The subdistricts are subdivided into administrative villages (muban, หมู่บ้าน) as the lowest administrative subdivision. Usually these are referred to much more often by the village number than the actual name, especially as an administrative village may contain more than one settlement, or a large settlement may be split into more than one administrative village. One of the elected village headmen is elected as the subdistrict headman (Kamnan).

=== Subdistrict (Tambon) administrative organization (SAO/TAO)===
With the Tambon Council and Tambon Administrative Authority Act BE 2537 (1994) and later by the constitution of 1997, tambon were decentralized into local government units with an elected tambon council. Depending on its size and tax income a tambon may either be administered by a Subdistrict (Tambon) Administrative Organization (SAO or TAO, องค์การบริหารส่วนตำบล) or a Tambon Council (TC, สภาตำบล).

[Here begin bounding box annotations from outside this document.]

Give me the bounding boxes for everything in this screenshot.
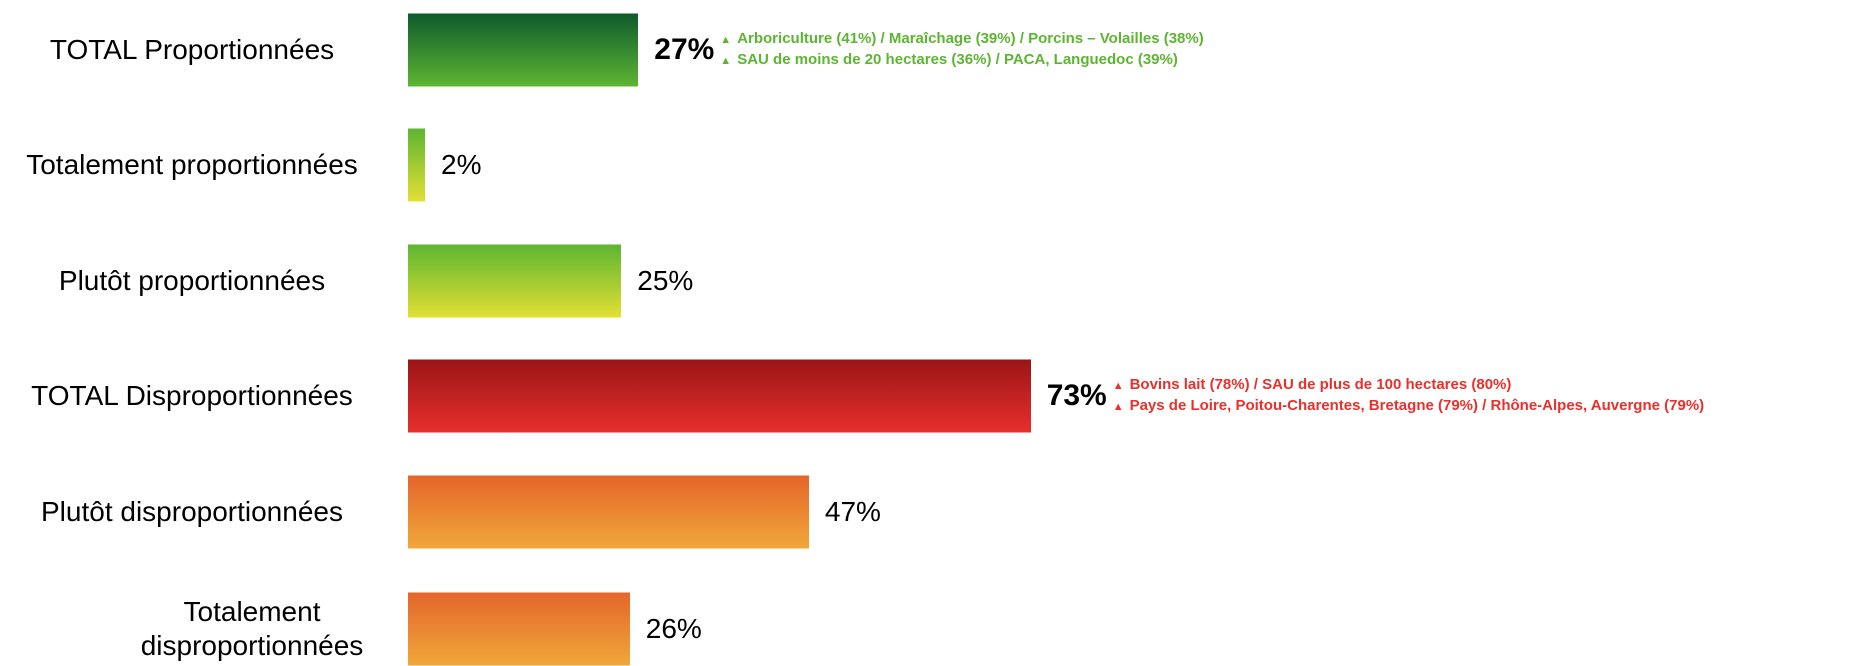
- value-label: 26%: [645, 613, 702, 644]
- annotation-line: ▲ Bovins lait (78%) / SAU de plus de 100 …: [1113, 375, 1704, 396]
- triangle-icon: ▲: [720, 55, 732, 67]
- annotation-text: Bovins lait (78%) / SAU de plus de 100 h…: [1129, 376, 1512, 393]
- triangle-icon: ▲: [1112, 380, 1124, 392]
- annotation-line: ▲ SAU de moins de 20 hectares (36%) / PAC…: [720, 50, 1203, 71]
- annotation-text: Pays de Loire, Poitou-Charentes, Bretagn…: [1129, 397, 1705, 414]
- triangle-icon: ▲: [1112, 401, 1124, 413]
- value-label: 27%: [654, 33, 715, 66]
- category-label: Plutôt proportionnées: [58, 265, 326, 296]
- bar: [408, 13, 639, 87]
- annotation: ▲ Bovins lait (78%) / SAU de plus de 100 …: [1113, 375, 1704, 417]
- annotation-line: ▲ Pays de Loire, Poitou-Charentes, Bretag…: [1113, 396, 1704, 417]
- category-label: Plutôt disproportionnées: [41, 496, 343, 527]
- annotation-line: ▲ Arboriculture (41%) / Maraîchage (39%) …: [720, 29, 1203, 50]
- category-label: Totalement disproportionnées: [140, 596, 364, 661]
- category-label: Totalement proportionnées: [26, 149, 358, 180]
- value-label: 73%: [1046, 379, 1107, 412]
- value-label: 47%: [824, 496, 881, 527]
- value-label: 2%: [441, 149, 482, 180]
- annotation-text: Arboriculture (41%) / Maraîchage (39%) /…: [737, 30, 1204, 47]
- annotation-text: SAU de moins de 20 hectares (36%) / PACA…: [737, 51, 1178, 68]
- bar: [408, 128, 426, 202]
- bar: [408, 592, 630, 666]
- bar: [408, 475, 809, 549]
- bar: [408, 244, 622, 318]
- annotation: ▲ Arboriculture (41%) / Maraîchage (39%) …: [720, 29, 1203, 71]
- value-label: 25%: [637, 265, 694, 296]
- category-label: TOTAL Proportionnées: [49, 34, 335, 65]
- category-label: TOTAL Disproportionnées: [31, 380, 353, 411]
- bar: [408, 359, 1031, 433]
- triangle-icon: ▲: [720, 34, 732, 46]
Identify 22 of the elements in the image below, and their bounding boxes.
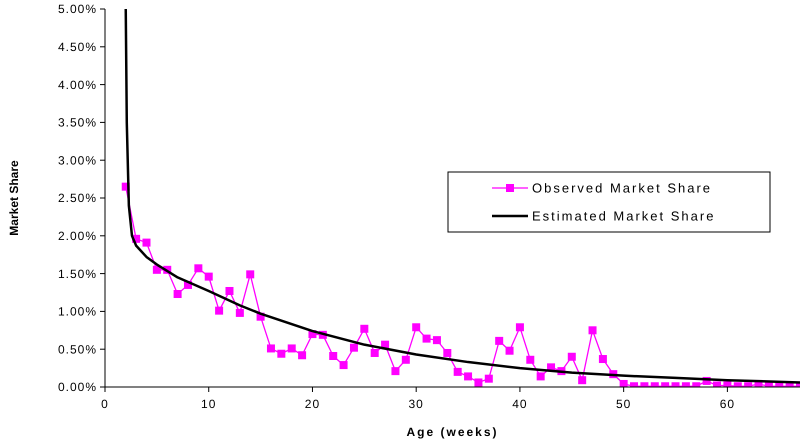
x-tick-label: 60 xyxy=(720,397,736,411)
y-tick-label: 2.50% xyxy=(58,191,97,206)
x-tick-label: 20 xyxy=(304,397,320,411)
y-tick-label: 2.00% xyxy=(58,229,97,243)
y-tick-label: 3.50% xyxy=(58,116,97,130)
x-tick-label: 0 xyxy=(101,397,109,411)
x-tick-label: 50 xyxy=(616,397,632,411)
y-tick-label: 1.00% xyxy=(58,304,97,319)
legend-label: Estimated Market Share xyxy=(532,208,716,224)
y-tick-label: 5.00% xyxy=(58,2,97,16)
y-tick-label: 0.50% xyxy=(58,342,97,356)
y-tick-label: 1.50% xyxy=(58,266,97,281)
x-axis-title: Age (weeks) xyxy=(406,425,499,439)
y-tick-label: 0.00% xyxy=(58,380,97,394)
y-tick-label: 3.00% xyxy=(58,153,97,168)
legend-label: Observed Market Share xyxy=(532,180,712,196)
x-tick-label: 30 xyxy=(408,397,424,411)
y-tick-label: 4.00% xyxy=(58,78,97,92)
x-tick-label: 10 xyxy=(201,397,216,411)
y-tick-label: 4.50% xyxy=(58,40,97,54)
y-axis-title: Market Share xyxy=(7,160,21,236)
x-tick-label: 40 xyxy=(512,397,528,411)
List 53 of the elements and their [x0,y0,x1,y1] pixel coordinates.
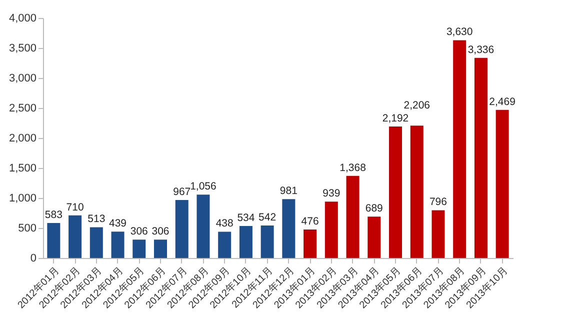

However, since 2001 all of the Tambon Councils have been upgraded to Tambon Administrative Organizations. The TAO council consist of two representatives from each administrative village in the subdistrict, and one directly elected president. The subdistrict area which belongs to a municipality (thesaban) is administered by the municipal council. In the event only part of the subdistrict is within a municipality, the remaining part is administered by a TAO. Adjoining subdistricts of a single district can also have a joint TAO.

===One Tambon One Product===

In 2001, Thai Prime Minister Thaksin Shinawatra started a project in which every tambon would select a typical, distinctive local product. The project then aids in promoting the product, as well as assisting in modernizing production. Shops selling OTOP products are located in each provincial capital.